What you need to watch out for is the 3-Day Swap. When you hold an order overnight from Wednesday to Thursday, you get charged 3x the Swap. Why? Because the Forex market is closed on Saturday and Sunday, but interest keeps accruing every day. Brokers have to collect the weekend’s charges and account for them on the next business day.

Swap calculations aren’t that hard. If the broker tells you it as a percentage per night (e.g., -0.008%), multiply it by the full value of the position—not the Margin you put up. Suppose you trade 1 Lot EUR/USD at a price of 1.09. The full value is $109,000. Swap -0.008% per night equals about $8.72 per night. And if that night is a 3-Day Swap, multiply it by 3.

The scary part is that with high Leverage, Swap may eat into your Margin quickly. If the market is flat and the price doesn’t move, but the Swap is negative and charges you every day, you might soon get hit with a Margin Call.

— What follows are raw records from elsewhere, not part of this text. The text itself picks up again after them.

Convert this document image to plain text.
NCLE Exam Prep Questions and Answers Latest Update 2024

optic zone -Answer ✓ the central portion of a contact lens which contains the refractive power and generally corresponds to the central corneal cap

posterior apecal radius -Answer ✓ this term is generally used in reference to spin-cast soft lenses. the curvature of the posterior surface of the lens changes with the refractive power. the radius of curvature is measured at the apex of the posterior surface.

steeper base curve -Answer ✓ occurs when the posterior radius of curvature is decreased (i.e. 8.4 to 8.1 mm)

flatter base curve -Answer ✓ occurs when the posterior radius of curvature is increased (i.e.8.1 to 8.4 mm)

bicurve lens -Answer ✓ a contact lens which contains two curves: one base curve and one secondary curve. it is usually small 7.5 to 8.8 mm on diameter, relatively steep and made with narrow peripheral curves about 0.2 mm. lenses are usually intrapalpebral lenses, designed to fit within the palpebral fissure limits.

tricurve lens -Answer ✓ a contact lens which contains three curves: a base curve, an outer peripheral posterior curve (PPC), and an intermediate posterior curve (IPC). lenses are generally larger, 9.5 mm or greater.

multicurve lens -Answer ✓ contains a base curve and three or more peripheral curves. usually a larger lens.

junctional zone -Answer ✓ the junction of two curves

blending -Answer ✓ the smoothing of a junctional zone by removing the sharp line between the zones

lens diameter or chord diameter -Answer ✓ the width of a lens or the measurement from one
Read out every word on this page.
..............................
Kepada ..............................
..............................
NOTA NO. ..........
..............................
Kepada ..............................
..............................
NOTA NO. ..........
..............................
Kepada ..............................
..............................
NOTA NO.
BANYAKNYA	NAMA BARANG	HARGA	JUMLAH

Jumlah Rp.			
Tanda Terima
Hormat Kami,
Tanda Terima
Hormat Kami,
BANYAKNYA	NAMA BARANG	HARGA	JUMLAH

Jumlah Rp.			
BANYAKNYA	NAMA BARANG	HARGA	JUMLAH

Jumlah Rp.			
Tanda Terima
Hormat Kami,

But Swap isn’t only about risk—it also creates opportunities. Carry Trade is a strategy that takes advantage of positive Swap. You “borrow” a currency with a low interest rate (such as Japanese Yen) and “buy” a currency with a high interest rate (such as Australian Dollar) in order to receive positive Swap every day. For example, with Buy AUD/JPY, if the Long Swap is positive, money gets added to your portfolio every night.

But be careful: Carry Trade comes with risks. If AUD/JPY drops sharply, the losses from the exchange rate could be greater than the Swap profits you’ve accumulated over a year.

One option I find interesting is a Swap-Free account (Islamic Account). Some brokers offer this service: there is no Swap charged at all, no matter how long you hold an order. This is ideal for Swing Traders or Position Traders who need to hold orders for weeks or months. The trade-off is that the Spread may be slightly wider.

In summary, what is Swap? It’s a cost you need to understand well, not just a floating number on the platform. For short-term traders, it may not have much impact, but for those holding orders for months, the effect can be massive. Choose a broker that is transparent about these fees, and plan your trading carefully—so you don’t get hit by hidden costs that eat your profits.